The
love between my father and my mother was so strong that not even the crawling
vine ofparenthood could penetrate their bond. It was love at first sight, he
said. On their first ten dates he brought my young mother a single four o’clock
to wear in her hair. This is not uncommon, I suppose. Though in adulthood I
have never discovered such a love for myself.
Just
over a year after meeting my father, my mother was pregnant with me. When I
became pregnant with my own children he would often reminisce about how
beautiful my mother looked in the glow of pregnancy and how it is every man’s
dream to witness a beautiful woman’s journey into motherhood. “I always thought
of her as my angel”, said my father. “But it wasn’t ‘til she was with child
that I knew she was truly sent from heaven. For me.” After I lost my first
child I could hear my father whispering to my husband, “Keep your head up, son.
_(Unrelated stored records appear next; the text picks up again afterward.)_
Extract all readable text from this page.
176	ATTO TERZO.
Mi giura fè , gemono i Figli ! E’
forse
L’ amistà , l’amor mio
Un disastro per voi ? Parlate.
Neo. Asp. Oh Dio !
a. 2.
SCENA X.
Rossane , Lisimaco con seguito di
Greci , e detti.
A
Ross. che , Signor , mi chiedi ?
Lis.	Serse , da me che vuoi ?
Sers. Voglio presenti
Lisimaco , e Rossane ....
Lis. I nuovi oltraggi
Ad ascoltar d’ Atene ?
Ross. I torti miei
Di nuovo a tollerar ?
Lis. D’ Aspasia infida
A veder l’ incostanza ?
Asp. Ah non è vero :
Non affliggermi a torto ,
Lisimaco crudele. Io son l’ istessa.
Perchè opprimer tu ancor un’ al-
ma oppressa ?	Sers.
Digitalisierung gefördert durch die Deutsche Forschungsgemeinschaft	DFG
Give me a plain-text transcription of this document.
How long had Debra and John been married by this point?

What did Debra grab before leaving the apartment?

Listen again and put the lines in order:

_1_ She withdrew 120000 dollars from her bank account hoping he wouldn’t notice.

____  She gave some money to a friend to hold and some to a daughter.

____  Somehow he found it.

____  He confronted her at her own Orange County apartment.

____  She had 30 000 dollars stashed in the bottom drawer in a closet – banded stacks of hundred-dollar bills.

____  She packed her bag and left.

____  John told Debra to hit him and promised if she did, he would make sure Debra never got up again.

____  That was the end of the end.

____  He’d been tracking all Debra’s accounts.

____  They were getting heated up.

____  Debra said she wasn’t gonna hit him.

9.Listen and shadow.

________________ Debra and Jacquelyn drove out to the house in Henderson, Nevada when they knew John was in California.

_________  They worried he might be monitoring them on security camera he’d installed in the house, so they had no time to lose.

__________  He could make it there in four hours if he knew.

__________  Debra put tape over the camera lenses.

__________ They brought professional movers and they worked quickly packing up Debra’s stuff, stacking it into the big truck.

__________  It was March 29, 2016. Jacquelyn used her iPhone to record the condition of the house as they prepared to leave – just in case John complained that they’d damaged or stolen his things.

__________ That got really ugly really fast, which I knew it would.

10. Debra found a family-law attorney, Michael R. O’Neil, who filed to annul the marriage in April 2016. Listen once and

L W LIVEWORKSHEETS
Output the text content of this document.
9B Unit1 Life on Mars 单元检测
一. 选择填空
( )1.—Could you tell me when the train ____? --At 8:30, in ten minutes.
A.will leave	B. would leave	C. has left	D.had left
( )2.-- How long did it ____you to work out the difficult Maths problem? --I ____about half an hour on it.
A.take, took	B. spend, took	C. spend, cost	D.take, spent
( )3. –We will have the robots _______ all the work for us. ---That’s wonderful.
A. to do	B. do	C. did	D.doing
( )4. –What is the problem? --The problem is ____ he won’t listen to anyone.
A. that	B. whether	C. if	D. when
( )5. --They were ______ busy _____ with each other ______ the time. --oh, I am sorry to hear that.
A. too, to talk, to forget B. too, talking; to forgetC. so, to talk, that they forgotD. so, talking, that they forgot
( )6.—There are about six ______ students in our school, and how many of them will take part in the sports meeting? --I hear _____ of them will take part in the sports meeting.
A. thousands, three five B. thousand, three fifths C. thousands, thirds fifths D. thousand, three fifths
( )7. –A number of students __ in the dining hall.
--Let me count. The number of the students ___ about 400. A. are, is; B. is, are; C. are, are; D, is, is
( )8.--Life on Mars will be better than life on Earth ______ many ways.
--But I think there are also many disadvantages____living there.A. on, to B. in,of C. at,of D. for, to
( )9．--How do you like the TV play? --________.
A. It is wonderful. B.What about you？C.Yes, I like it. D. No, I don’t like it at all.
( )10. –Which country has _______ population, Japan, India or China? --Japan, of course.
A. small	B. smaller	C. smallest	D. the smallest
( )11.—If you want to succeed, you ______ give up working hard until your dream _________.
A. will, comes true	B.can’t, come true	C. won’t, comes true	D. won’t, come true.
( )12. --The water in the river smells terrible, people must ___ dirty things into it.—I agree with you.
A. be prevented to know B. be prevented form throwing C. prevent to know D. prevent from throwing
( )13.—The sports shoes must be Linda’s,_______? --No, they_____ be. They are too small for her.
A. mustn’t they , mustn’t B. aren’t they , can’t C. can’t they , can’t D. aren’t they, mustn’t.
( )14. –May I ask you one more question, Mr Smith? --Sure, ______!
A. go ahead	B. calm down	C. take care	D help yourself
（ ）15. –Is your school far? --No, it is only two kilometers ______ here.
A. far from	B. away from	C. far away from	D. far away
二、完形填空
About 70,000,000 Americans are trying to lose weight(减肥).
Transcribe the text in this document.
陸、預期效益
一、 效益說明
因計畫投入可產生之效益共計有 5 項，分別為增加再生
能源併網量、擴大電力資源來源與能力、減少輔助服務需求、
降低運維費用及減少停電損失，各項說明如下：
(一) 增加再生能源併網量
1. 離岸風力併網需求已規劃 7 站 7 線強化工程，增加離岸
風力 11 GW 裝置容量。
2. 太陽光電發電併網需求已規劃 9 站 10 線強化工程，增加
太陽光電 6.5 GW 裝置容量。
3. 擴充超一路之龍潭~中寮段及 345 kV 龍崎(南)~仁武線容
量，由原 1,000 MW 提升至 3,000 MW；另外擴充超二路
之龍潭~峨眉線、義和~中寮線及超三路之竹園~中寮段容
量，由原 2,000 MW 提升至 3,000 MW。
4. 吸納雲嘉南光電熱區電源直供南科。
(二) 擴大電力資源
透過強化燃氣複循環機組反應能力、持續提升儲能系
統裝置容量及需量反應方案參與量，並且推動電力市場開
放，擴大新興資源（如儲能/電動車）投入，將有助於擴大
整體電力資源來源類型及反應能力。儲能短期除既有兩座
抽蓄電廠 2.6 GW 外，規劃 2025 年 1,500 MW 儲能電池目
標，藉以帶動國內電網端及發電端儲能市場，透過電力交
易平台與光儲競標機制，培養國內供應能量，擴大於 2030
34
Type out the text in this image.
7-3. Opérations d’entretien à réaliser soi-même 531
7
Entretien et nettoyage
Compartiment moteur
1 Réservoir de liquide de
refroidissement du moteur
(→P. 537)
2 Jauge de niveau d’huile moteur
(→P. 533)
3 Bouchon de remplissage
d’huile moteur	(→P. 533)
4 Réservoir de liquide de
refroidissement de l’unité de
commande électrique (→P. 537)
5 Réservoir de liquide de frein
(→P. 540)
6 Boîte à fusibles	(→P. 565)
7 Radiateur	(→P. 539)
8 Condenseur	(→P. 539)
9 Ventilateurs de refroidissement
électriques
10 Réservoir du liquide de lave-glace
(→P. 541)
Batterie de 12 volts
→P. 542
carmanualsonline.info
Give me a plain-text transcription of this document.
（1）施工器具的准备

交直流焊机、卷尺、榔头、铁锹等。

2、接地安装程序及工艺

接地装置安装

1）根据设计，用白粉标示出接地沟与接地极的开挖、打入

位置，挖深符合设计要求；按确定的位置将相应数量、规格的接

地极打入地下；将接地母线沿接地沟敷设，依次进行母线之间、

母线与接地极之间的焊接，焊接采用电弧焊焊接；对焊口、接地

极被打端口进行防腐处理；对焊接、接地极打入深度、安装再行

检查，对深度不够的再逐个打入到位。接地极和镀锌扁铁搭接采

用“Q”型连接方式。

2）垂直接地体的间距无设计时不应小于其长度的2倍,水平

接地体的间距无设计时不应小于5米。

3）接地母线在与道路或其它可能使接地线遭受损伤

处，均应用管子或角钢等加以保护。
At least she’s OK. You are luckier than you know.”
Of
course, my husband and I did conceive three beautiful children. Although, Dad
seemed to retract from us after the kids were born. When he first met my
daughter when she was nine months old he told me she looked just like my
mother. “Her nose. She has her nose. Just like you.” Then I collapsed onto him
in my mother’s chair and we cried together. Me, with haphazard little spurts of
laughter, and him with deep gasps for air.
He
died a few weeks ago. A terrible accident. He fell out of his chair and managed
to strangle himself. The coroner’s sweet apprentice brought me brownies at the
funeral and said, “So sorry about your dad. Such a neat, agreeable man.”
“Yes,
he was agreeable, wasn’t he?” I replied.
“You
know, I had never seen a dead body before your dad. I mean, not in real life.
Just cadavers and the like. You’d think I would, you know, freak out or lose my
lunch or something. But, it was so strange, when we first arrived on scene,
before we went upstairs, the whole house was full of fresh flowers. The smell
was unbelievable. It was like a wedding, or a…well…you know. And then, when we
got up to his room and I saw him…there, it wasn’t gruesome at all. In fact, he
was smiling.”
I
nodded compliantly and thought that I could never recall my father smiling.